Notes from Housing Court

When landlords and tenants get into a tussle, they end up in housing court. From the bleachers it appears the dominant activity addresses evictions. But a tenant may also ask the court to hold their rent in escrow until their complaint against their landlord is heard. That way they are not viewed as delinquent yet they are still denying the landlord access to their monthly income.

A typical rental turnover includes a tenant giving proper notice to a landlord regarding an intent to move. This is usually thirty or sixty days. The window of time allows the owner to reveiw the present condition of the unit, determine whether it needs any freshening up, and either proceed with improvements or decide to rent it as is.
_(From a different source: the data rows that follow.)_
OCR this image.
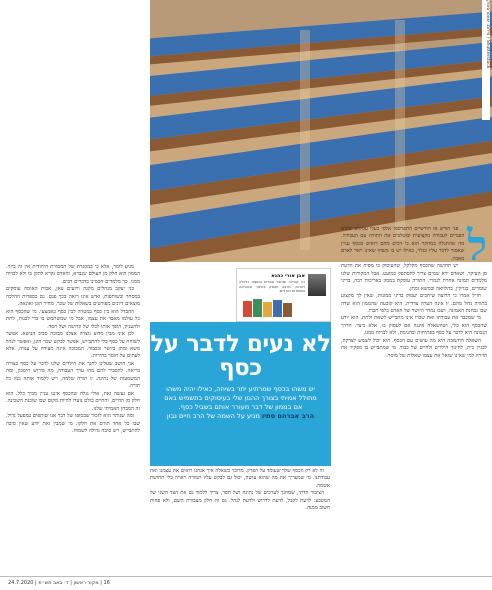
צילום: שאטרסטוק / Shutterstock
ל

פני חודש או חודשיים התפרסמו אלפי בעלי עסקים שונים הפנויים לעבודה מקצועית ומשלבים את התורה עם העבודה. מה שהתגלה במחקר הוא כי רבים מהם רואים בכסף עניין שאסור לדבר עליו בגלוי, כאילו יש בו משהו שאינו ראוי לאדם מאמין.

יש תחושה שהכסף מקלקל, שהעיסוק בו מסיח את הדעת מן העיקר, ושאדם ירא שמים צריך להסתפק במועט. אבל המקורות שלנו מלמדים תמונה אחרת לגמרי. התורה עוסקת בממון באריכות רבה, בדיני שומרים, בנזיקין, בהלוואה ובמשא ומתן.

חז״ל אמרו כי הרוצה שיחכים יעסוק בדיני ממונות, שאין לך מקצוע בתורה גדול מהם. זו אינה הערה צדדית. היא קובעת שהממון הוא שדה שבו נבחנת האמונה, ושבו נמדד היושר של האדם כלפי חברו.

מי שמכבד את עבודתו ואת שכרו אינו מתבייש לשאת ולתת. הוא יודע שהכסף הוא כלי, ושהשאלה איננה אם לעסוק בו, אלא כיצד. הדרך הנכונה היא לדבר על כסף בפתיחות ובהגינות, ולא לברוח ממנו.

השאלה החשובה היא מה עושים עם הכסף. הוא יכול לשמש לצדקה, לבניין בית, לחינוך הילדים ולחיים של כבוד. מי שמתבייש בו מפקיר את הזירה למי שאינו שואל את עצמו שאלות של מוסר.

אבן אורי כהנא
רב קהילה ומחבר ספרים בנושאי כלכלה ויהדות, מרצה ועוסק בחינוך ובהוראה במוסדות תורניים.
לא נעים לדבר על כסף
יש משהו בכסף שמרתיע יתר בשיחה, כאילו יהיה משהו מחולל אמיתי בצורך ההגון שלי בעיסוקים בתשמיש באם אם בממון של דבר מעורר אותם בשביל כסף.
הרב אברהם סתיו מגיע על השמה של הרב חיים נבון

זה לא רק הכסף שלך שעומד על הפרק. מדובר בשאלה איך אנחנו רואים את עצמנו ואת עבודתנו. מי שמעריך את מה שהוא עושה, יכול גם לבקש עליו תמורה ראויה בלי תחושת אשמה.

הציבור הדתי, שמחנך לערכים של נתינה ושל חסד, צריך ללמוד גם את הצד השני של המטבע: לדעת לקבל, לדעת לדרוש ולדעת לנהל. גם זה חלק מעבודת השם, ולא פחות חשוב ממנה.

מגיע לומר, אלא כי במסגרת של המסורת היהודית אין זה ביזוי. הממון הוא חלק מן העולם שנברא, והאדם נקרא לתקן בו ולא לברוח ממנו. כך מלמדים חכמינו בדברים רבים.

בני יעקב מנהלים מקנה ורועים צאן, אבות האומה עוסקים במסחר ובשותפות, ואיש אינו רואה בכך פגם. גם בספרות ההלכה מוצאים דיונים מפורטים בשאלות של שכר, מחיר הוגן ואונאה.

ההבדל הוא בין כסף כמטרה לבין כסף כאמצעי. מי שהכסף הוא כל עולמו מאבד את עצמו, אבל מי שמשתמש בו כדי לבנות, לתת ולהעניק, הופך אותו לכלי של קדושה ושל חסד.

לכן איני מבין מדוע נוצרה אצלנו מבוכה סביב הנושא. אפשר לשוחח על כסף בלי להתבייש, אפשר לבקש שכר הוגן, ואפשר לנהל משא ומתן ביושר ובכבוד. המבוכה אינה מעידה על ענווה, אלא לעתים על חוסר בהירות.

אני חושב שעלינו לחנך את הילדים שלנו לדבר על כסף בצורה בריאה. להסביר להם מהו ערך העבודה, מה פירוש חיסכון, ומה המשמעות של נתינה. זו תורה שלמה, ויש ללמוד אותה כמו כל תורה.

אם נעשה זאת, אולי נגלה שהכסף איננו עניין מביך כלל. הוא חלק מן החיים, והחיים כולם נועדו להיות מקום שבו שוכנת השכינה. זה המבחן האמיתי שלנו.

ומה שנותר הוא לזכור שבסופו של דבר אנו שותפים במפעל גדול, שבו כל אחד תורם את חלקו. מי שמבין זאת יודע שאין סיבה להתבייש, ויש סיבה גדולה לשמוח.

16 | מקור ראשון | ד׳ באב תש״פ | 24.7.2020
During the tenants remaining occupancy, the place is shown to prospective tenants and most often a new lease agreement is drawn up to match end to end with the term of the existing lease.

And then, there are times when this is not the case.
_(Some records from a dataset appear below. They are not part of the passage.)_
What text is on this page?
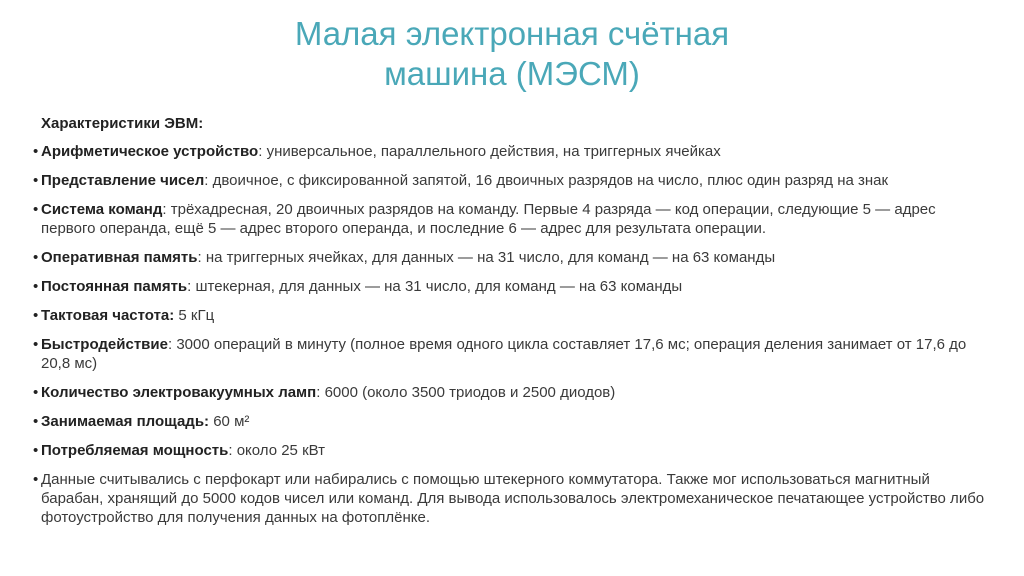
Малая электронная счётная
машина (МЭСМ)
Характеристики ЭВМ:
• Арифметическое устройство: универсальное, параллельного действия, на триггерных ячейках
• Представление чисел: двоичное, с фиксированной запятой, 16 двоичных разрядов на число, плюс один разряд на знак
• Система команд: трёхадресная, 20 двоичных разрядов на команду. Первые 4 разряда — код операции, следующие 5 — адрес первого операнда, ещё 5 — адрес второго операнда, и последние 6 — адрес для результата операции.
• Оперативная память: на триггерных ячейках, для данных — на 31 число, для команд — на 63 команды
• Постоянная память: штекерная, для данных — на 31 число, для команд — на 63 команды
• Тактовая частота: 5 кГц
• Быстродействие: 3000 операций в минуту (полное время одного цикла составляет 17,6 мс; операция деления занимает от 17,6 до 20,8 мс)
• Количество электровакуумных ламп: 6000 (около 3500 триодов и 2500 диодов)
• Занимаемая площадь: 60 м²
• Потребляемая мощность: около 25 кВт
• Данные считывались с перфокарт или набирались с помощью штекерного коммутатора. Также мог использоваться магнитный барабан, хранящий до 5000 кодов чисел или команд. Для вывода использовалось электромеханическое печатающее устройство либо фотоустройство для получения данных на фотоплёнке.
The tenant stops paying rent on the 1st. By mid-month it may be clear for a bunch of reasons that the teanant will no longer being paying rent. At this point the landlord needs to give them a two week notice of their intent to evict. Once that timeframe is completed, the landlord goes to housing court to file a complaint. In days of yore the courts were committed to processing the complaints in 6-14 days. In a post Covid, post eviction moratorium world, the wait is six weeks.

Keeping count of the cash flow reveals the landlord misses three months of rent in this last scenario- or a quarter of their annual income on the unit. One might point out that they keep the delinquent tenant’s deposit. True. But a delinquent tenant who won’t vacate a property more than likely has left the unit in rough to very damaged condition. These are folks who are often experiencing a few bumps in their lives.

On the one hand activists want landlords to house people with flaws on their rental applications. On the other hand when a landlord takes a hit on a scenario such as this one, and internalizes the loss of a quarter of annual income, it would be reasonable to expect the public to at least acknowledge the sacrifice. Instead the activists vocally promote the idea that all landlords are opportunistic wealth hoarders.

Wouldn’t it be cool if one could demonstrate who bears the social costs of things?